The only instance in which purchasing a leaky home might be a good financial decision is if you plan to reclad the building and you are able to purchase it for a price that still allows you to make a profit after the cost of the reclad. (This generally means you need to buy the property for just above land value). Only experienced investors or tradespeople should consider such a project.
So what should people do if a leaky building is the only type of home or investment they can afford?
There are plenty of ways you can invest in the Auckland property market
, and these are covered extensively in Property 101
and at Property School
. Examples include:
- Buy a property with enough land so you can subdivide and sell off a section to reduce the cost of the property.

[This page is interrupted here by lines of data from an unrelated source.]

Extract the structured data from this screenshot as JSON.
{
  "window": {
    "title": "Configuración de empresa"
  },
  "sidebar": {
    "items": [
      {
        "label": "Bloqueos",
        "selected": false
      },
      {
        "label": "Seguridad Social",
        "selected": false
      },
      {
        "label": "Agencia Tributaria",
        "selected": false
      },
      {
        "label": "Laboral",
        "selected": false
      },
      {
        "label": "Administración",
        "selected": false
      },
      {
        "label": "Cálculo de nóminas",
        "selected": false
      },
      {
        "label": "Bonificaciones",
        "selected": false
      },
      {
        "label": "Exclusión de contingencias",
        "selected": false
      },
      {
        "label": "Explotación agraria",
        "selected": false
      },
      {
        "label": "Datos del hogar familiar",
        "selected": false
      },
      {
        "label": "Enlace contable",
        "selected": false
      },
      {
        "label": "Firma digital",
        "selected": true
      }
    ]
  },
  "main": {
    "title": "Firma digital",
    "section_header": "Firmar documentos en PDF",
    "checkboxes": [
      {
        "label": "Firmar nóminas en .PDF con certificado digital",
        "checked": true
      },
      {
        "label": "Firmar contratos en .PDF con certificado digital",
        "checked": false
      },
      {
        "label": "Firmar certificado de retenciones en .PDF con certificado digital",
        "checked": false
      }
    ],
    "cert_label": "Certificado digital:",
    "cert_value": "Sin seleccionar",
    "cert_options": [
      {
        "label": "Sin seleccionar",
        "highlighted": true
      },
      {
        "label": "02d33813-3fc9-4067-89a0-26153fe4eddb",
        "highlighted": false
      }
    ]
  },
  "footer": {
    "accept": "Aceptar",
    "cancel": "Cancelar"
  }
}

- Buy a run-down (but not leaky) property that you can renovate.
- Find a property where you can easily add extra rooms (e.g. turn a garage into a sleepout or partition existing large bedrooms) to increase the rental yield so the property becomes positive cash flow.
- Consider buying an investment property out of Auckland, in a region with good fundamentals (low supply, high demand and good employment). You need to be careful with this strategy for two reasons. Firstly, regional areas tend to be more volatile in value. Secondly, repairs and maintenance costs represent a greater proportion of the value of the property and can eat into your capital growth. (Chapter 3 of Property 101 goes into this in greater depth with a worked example.) Avoid ‘one-horse towns’.
- Wait for a couple more years – it is likely Auckland will see a cooling off of prices with more land being released once the AUP rules come into effect.
We urge you not to give in to the temptation to buy a leaky home because it seems so much more ‘affordable’. Chances are high that you will lose out in the end, and it will turn out to be a very expensive purchase.